Fuel surcharges are tacked on to shipments by carriers to balance the fluctuating costs of fuel. This can become a problem for shippers, because it takes time and attention to fully understand them. Additionally, the way fuel surcharges are applied can vary significantly between carriers, which only complicates the issue more.
In this article we’ll look at fuel surcharges and discuss how even something so universal is subject to a number of different factors.
Why Do Fuel Surcharges Exist In The First Place?
Fuel makes up a large share of the cost of transporting goods by truck. Since the cost of fuel changes almost by the hour, and contracts are locked in months or years in advance, a fuel surcharge is a way for carriers to account for variations in fuel prices.
When Did Fuel Surcharges Begin?
They actually began in 1973 as a result of the Arab oil embargo. At that time, the Department of Energy began tallying a National Retail Diesel Average, which was meant to help compensate carriers who were being impacted by the dramatic fuel price fluctuations caused by the crisis.
Once prices steadied, these surcharges were actually removed. However, they returned again in the late '90s when diesel prices rose sharply. They’ve been a factor in overall shipping costs ever since.
How Are They Determined?
Each carrier has its own formula for calculating surcharges. They’re normally added to the total freight charge on either a per-mile or percentage basis. These methods replace the 15% flat fee set up by the Department of Energy in the '70s.
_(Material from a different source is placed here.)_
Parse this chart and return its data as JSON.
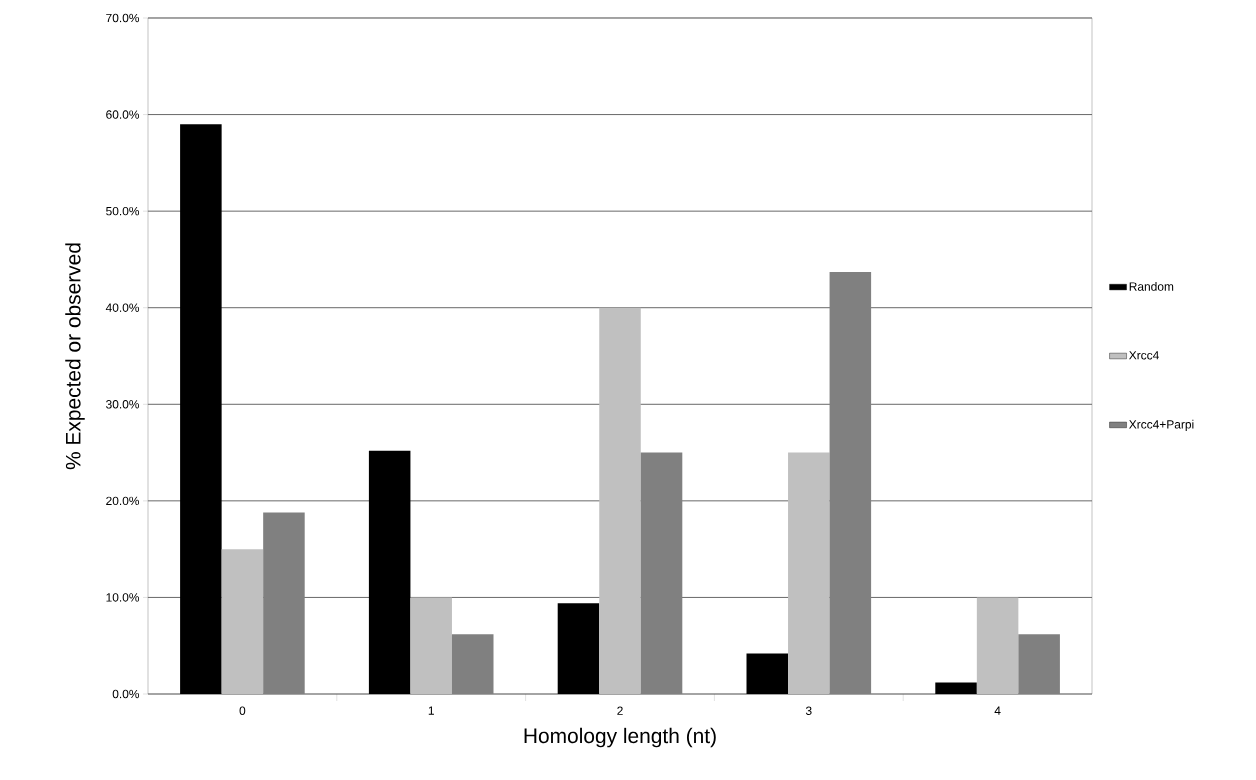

That flat fee was based on the total linehaul charge and caused massive overpaying by shippers of high-value goods. It was later abandoned. Today, fuel surcharges are often based on an average mile per gallon and the national average price of diesel.
Many carriers determine their fuel surcharge according to the National Average Diesel Fuel Index, published weekly by the Energy Information Administration (EIA). This Index collects retail pricing information from fuel stations throughout the United States, and creates a national average.
Part of the confusion surrounding fuel surcharges comes from the fact that not all carriers use the same information to arrive at their numbers. For instance, some rely on a separate EIA program that determines average retail prices based on regional geography, as opposed to national averages.
In this system, the country is broken into five regions, called “Petroleum Administration for Defense Districts,” or PADDs. In case you’re wondering, the “Defense” is a reference to gas rationing during World War II, which is when the PADDs were established. By carving the country into these five distinct regions, the EIA is able to analyze not only pricing, but also petroleum movements over time.
Most carriers use one of these two EIA approaches in their fuel pricing formulas. That said, the EIA doesn’t establish or regulate fuel surcharges. They merely provide the raw information. Each carrier privately negotiates their own terms, which helps explain the variation in fuel surcharges between carriers.
The Bottom Line.
Fuel surcharges are a valuable tool for carriers to protect themselves against fuel price increases over the life of a contract. At the same time, they’re also a factor that can greatly impact overall shipping costs. Knowing how they work is essential in fully understanding your cost of operations.